In his 45-minute speech, he read out chunks of Singapore's constitution, accused the government of censorship and torturing political prisoners, and criticised the excessive cost of public housing and vehicle permits.
He claimed victims of last year's Silk Air plane crash were being short-changed compared to those of the China Airlines jet which crashed soon afterwards in Taipei.
He said factory workers made redundant by state-linked technology firm Micropolis in Thailand got more compensation than those in Singapore.
And he said state-run enterprises were stifling competition.
He also repeated his accusations of questionable government investments in, and aid to, Burma, China and Indonesia.
Before he began speaking, two senior police officers reminded him he would be breaking the law.
As his speech drew to a close, Chee was approached by the police a second time and asked to visit the Central Police Station at 5pm for questioning. He refused.
Superintendent Low Hui Hui said he would not be arrested if he failed to surrender himself, but "we will still investigate the case according to the law".
Chee said: "They are going to continue to charge me in court and I will just have to take it as it comes." He feared detention without trial under the Internal Security Act.

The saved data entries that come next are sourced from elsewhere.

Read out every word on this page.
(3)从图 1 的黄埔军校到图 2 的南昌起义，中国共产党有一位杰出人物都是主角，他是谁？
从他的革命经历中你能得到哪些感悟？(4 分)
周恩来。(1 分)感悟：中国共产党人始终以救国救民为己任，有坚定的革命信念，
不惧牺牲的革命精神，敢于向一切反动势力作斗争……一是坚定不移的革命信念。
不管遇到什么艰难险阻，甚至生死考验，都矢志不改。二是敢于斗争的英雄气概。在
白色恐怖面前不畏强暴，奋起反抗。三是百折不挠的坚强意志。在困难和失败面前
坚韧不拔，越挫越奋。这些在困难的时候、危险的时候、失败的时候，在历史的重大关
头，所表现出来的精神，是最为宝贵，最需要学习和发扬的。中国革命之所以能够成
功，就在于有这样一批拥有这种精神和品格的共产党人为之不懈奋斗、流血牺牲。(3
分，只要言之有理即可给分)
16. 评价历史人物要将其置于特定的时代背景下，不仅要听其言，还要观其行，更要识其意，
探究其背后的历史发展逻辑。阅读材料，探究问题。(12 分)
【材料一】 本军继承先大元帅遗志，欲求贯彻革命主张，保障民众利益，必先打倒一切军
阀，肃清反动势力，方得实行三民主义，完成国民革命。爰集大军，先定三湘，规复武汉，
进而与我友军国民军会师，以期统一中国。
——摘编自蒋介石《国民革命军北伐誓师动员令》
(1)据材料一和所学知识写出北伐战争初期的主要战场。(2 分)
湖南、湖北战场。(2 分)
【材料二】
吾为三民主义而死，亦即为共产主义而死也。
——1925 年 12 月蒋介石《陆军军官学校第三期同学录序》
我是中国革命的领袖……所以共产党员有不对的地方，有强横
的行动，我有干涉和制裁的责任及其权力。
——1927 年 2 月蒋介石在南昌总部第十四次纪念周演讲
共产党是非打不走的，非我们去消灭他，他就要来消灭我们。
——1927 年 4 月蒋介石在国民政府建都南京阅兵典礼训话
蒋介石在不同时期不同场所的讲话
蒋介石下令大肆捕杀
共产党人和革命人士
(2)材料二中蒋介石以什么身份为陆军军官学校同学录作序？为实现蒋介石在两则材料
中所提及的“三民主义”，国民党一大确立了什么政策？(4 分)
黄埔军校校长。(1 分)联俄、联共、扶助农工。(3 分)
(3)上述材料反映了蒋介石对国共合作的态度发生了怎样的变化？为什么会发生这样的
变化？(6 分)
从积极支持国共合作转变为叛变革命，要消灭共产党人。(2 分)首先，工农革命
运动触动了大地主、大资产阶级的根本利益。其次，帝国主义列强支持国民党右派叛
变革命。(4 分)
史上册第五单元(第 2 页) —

He has written a book about dissident Chia Thye Poh, who was held for 23 years without trial under the act, then subjected to nine years of restrictions on public speaking, publishing, and meeting groups of people. The final restrictions on him were lifted in November.
As for losing his right to stand for parliament, Chee said elections were meaningless without democracy.
Chee announced he hoped to speak next Tuesday in the grounds of the National University of Singapore.